WHAT ARE PICTURE POSTCARDS WORTH?
As with most collectables, this is a very difficult question. Some, the rarest, can cost hundreds of pounds but at the moment these are very much the exception. The majority of cards are worth just a few pence or cents regardless of age.
Themes or Subjects
Top-of-the-range types include Art Nouveau, cards featuring the Titanic and the best examples of photographic social history. Transport is a popular theme - Railways, Shipping, Trams, Motoring and Motor Racing - and prices here can range from a few pounds to fifty or sixty. Experience and the use of a good catalogue helps collectors sort out the most desirable items.
Examples of subjects you might come across on cards, with likely prices you would expect to pay (in pounds sterling), include:
- Edwardian actresses.......£1.00
- Photographic Dogs and Cats.......£1.50
- Local Railway Stations (pre 1950).......£35.00
- Embroidered Silks (WW1).......£4.00
A large number of enthusiasts look for 'Topo', postcards showing street scenes and social life in bygone days. Usually of their own locality or perhaps places they have lived. Many people will collect any scenes which evoke fond memories of visits to that location.
Topographical Price Guide
Here the value of a card is in direct proportion to its scarcity: city centre scenes can be worth pence, while village views, of which only a few copies were originally published by a local photographer, rate much more highly.
Anything from 10 or 20p for common (usually printed views) of well visited locations ie cathedrals, holiday resorts, to several pounds for village and town street scenes. Particularly well animated 'real photographic' views which may fetch £20.00 upwards.
In fact, 90% of postcards, no matter how old, fall into a price bracket ranging from pence to five pounds.Cards that sell cheaply include the categories of relatively modern issues, art reproductions, deckle-edged greetings cards, scenic views that have changed little and poorly printed comics.
Most collectors are searching for more interesting village, town or city scenes, or themes represented on cards. The excitement for them is in finding elusive cards that add to their collections.
Used or Unused?
Whether or not the card has passed through the post does not normally have any bearing on its value, but stamps and postmarks can add interest to a card. Good condition is a must however - creases and bent corners etc. render many cards worthless.
But these cards are really old!
The bulk of surviving old postcards are from the 'Golden Age' period (1902-18) and may only be worth a few pence. Cards from pre 1902, often distinguishable by the lack of a 'divided back', are certainly rarer and are worth from a few pounds upwards but are not eagerly sought after by todays collectors, who in general are more interested in the picture content. Postally used cards from the early postcard years (1894 onwards) are quite collectable however.
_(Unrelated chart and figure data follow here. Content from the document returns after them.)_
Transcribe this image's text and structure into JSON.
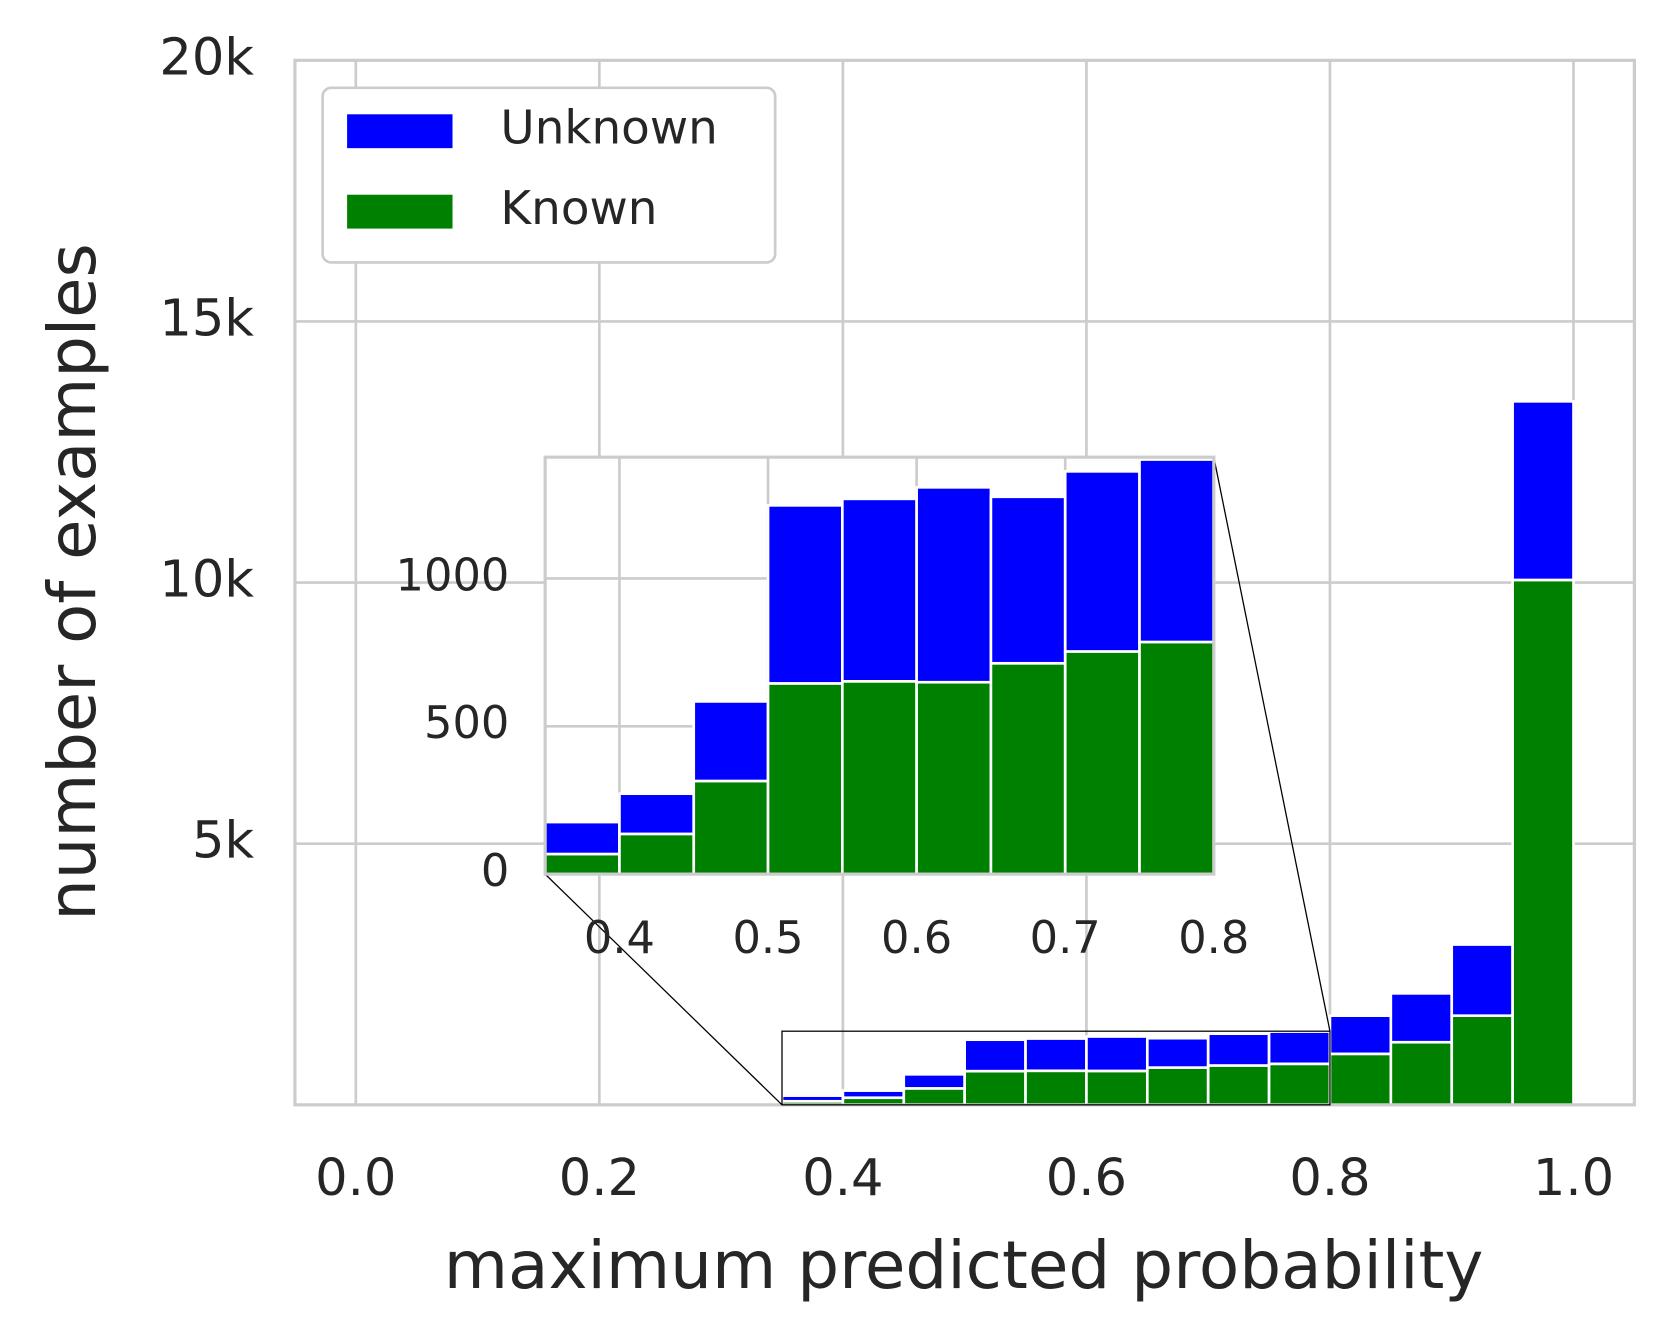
{
  "chart_data": {
    "type": "histogram",
    "stacked": true,
    "x_label": "maximum predicted probability",
    "y_label": "number of examples",
    "bins": [
      0.35,
      0.4,
      0.45,
      0.5,
      0.55,
      0.6,
      0.65,
      0.7,
      0.75,
      0.8,
      0.85,
      0.9,
      0.95,
      1.0
    ],
    "series": [
      {
        "name": "Unknown",
        "color": "#0000ff",
        "values": [
          108,
          136,
          269,
          602,
          617,
          659,
          563,
          609,
          617,
          731,
          935,
          1362,
          3420
        ]
      },
      {
        "name": "Known",
        "color": "#008000",
        "values": [
          68,
          136,
          315,
          645,
          652,
          649,
          713,
          753,
          785,
          976,
          1199,
          1707,
          10050
        ]
      }
    ],
    "xlim": [
      -0.05,
      1.05
    ],
    "ylim": [
      0,
      20000
    ],
    "xticks": [
      {
        "value": 0,
        "label": "0.0"
      },
      0.2,
      0.4,
      0.6,
      0.8,
      {
        "value": 1,
        "label": "1.0"
      }
    ],
    "yticks": [
      {
        "value": 5000,
        "label": "5k"
      },
      {
        "value": 10000,
        "label": "10k"
      },
      {
        "value": 15000,
        "label": "15k"
      },
      {
        "value": 20000,
        "label": "20k"
      }
    ],
    "grid": true,
    "legend": "upper left",
    "inset": {
      "xlim": [
        0.35,
        0.8
      ],
      "ylim": [
        0,
        1410
      ],
      "xticks": [
        0.4,
        0.5,
        0.6,
        0.7,
        0.8
      ],
      "yticks": [
        0,
        500,
        1000
      ],
      "grid": true
    }
  }
}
Picture Postcard Values is now the only UK produced publication. A fairly realistic price guide giving a good indication of what you should expect to pay for certain categories, though very few individual postcard issues are listed. This would be an impossible task for any organisation to undertake. Hardly any records exist of the output of the thousands of postcard publishers over the years and the painstaking task of compiling checklists is the domain of an enthusiastic handfull of individuals and societies.
Picture Postcard Values is available online from:
Reflections of a Bygone Age
Anyone can become an expert!One of the main attractions of the Postcard Collecting hobby is that the subject is so vast that you can gain expertise in your favourite category in a short space of time. Even relative beginners are capable of discovering extremely rare cards in their own chosen specialised field. The variety of subjects to collect is so immense that nobody could possibly become familiar with all of them, therefore it is fairly easy to become an expert in your own chosen speciality with a modest investment of time in research.